The appeal also resides in the irony
that when the narrator had taught Hoja all he knew about fireworks, engineering
and mathematics, both men were assigned by the sultan to design the ultimate
war machine, a thing of wheels and levers that men called "freak,
insect, satan, turtle archer, walking tower, iron heap, red rooster, kettle
on wheels, giant, cyclops, monster, swine, gypsy, blue-eyed weirdie"
that ended up mired in a swamp when the sultan's army tried unsuccessfully
to storm the white castle in Doppio in the Carpathian Mountains.
And beyond all messages and ironies
lies the substance of the novel: the narrator's relation to Hoja, which
begins in subservience, proceeds through a rivalry demanding the most
painful introspection, and ends in brotherly love.
That unattainable castle suggests
Kafka, of course. The echoing word patterns recall Nabokov. The interplay
of science and fantasy makes one think of Italo Calvino. But Orhan Pamuk
who has published four previous novels in Turkish, has traveled
widely throughout Europe and the United States and has been a visiting
fellow in the writing program at the University of Iowa is his
own man, too.
Near the end of "The White Castle"
an actual 17th-century travel writer named Evliya Chelebi visits Hoja
(or is it the narrator?), having heard of him from the narrator (or is
it Hoja?).
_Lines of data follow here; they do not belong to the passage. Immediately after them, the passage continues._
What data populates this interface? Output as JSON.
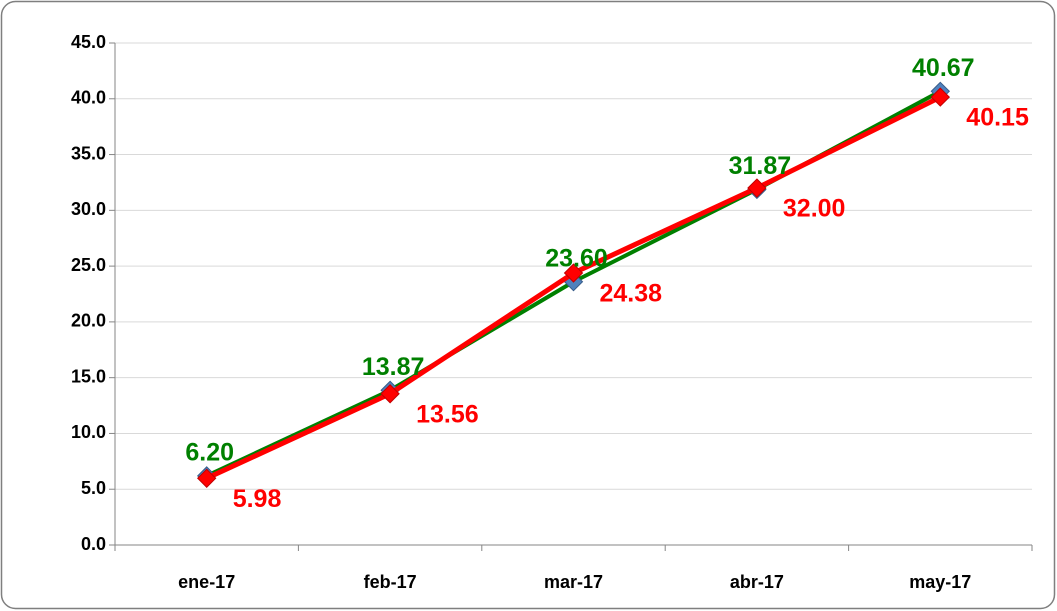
{
  "chart_data": {
    "type": "line",
    "categories": [
      "ene-17",
      "feb-17",
      "mar-17",
      "abr-17",
      "may-17"
    ],
    "series": [
      {
        "color": "#008000",
        "marker_color": "#4f81bd",
        "values": [
          6.2,
          13.87,
          23.6,
          31.87,
          40.67
        ],
        "value_labels": [
          "6.20",
          "13.87",
          "23.60",
          "31.87",
          "40.67"
        ]
      },
      {
        "color": "#ff0000",
        "marker_color": "#ff0000",
        "values": [
          5.98,
          13.56,
          24.38,
          32,
          40.15
        ],
        "value_labels": [
          "5.98",
          "13.56",
          "24.38",
          "32.00",
          "40.15"
        ]
      }
    ],
    "ylim": [
      0,
      45
    ],
    "yticks": [
      {
        "value": 0,
        "label": "0.0"
      },
      {
        "value": 5,
        "label": "5.0"
      },
      {
        "value": 10,
        "label": "10.0"
      },
      {
        "value": 15,
        "label": "15.0"
      },
      {
        "value": 20,
        "label": "20.0"
      },
      {
        "value": 25,
        "label": "25.0"
      },
      {
        "value": 30,
        "label": "30.0"
      },
      {
        "value": 35,
        "label": "35.0"
      },
      {
        "value": 40,
        "label": "40.0"
      },
      {
        "value": 45,
        "label": "45.0"
      }
    ],
    "grid": true
  }
}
Upon learning that the author (whoever he may be) is writing
the book we have just read, he advises him to "search for the strange
and surprising in the world, not within ourselves!" He continues:
"To search within, to think so long and hard about our own selves,
would only make us unhappy."
As the text reports, Evliya "was
so pleased with what I had told him that he decided to give me pleasure
too, and told me about the tightrope walkers disappearing into the skies
of Acre, the woman of Konya who gave birth to an elephant, the blue-winged
bulls by the shores of the Nile, pink cats, the clock tower of Vienna,
the false front teeth he'd had made there and which he now displayed in
a grin, the talking cave on the beach of the Sea of Azov, the red ants
of America."
But these strange wonders do not
bring promised joy. "For some reason these stories prompted a strange
melancholy, I felt like crying. The red glow of the setting sun flooded
my room. When Evliya asked if I, too, had amazing tales like these, I
thought I'd really surprise him and invited him and his servants to stay
the night: I had a story that would delight him, about two men who had
exchanged lives."
So appropriately ends a happily exotic
book about the pain of self-examination. And so for the length of a novel
there occurs a transcendent blending between what Mr. Pamuk apparently
sees as the too inner-directed West and the too outer-directed Middle
East. For an instant, the twain meet.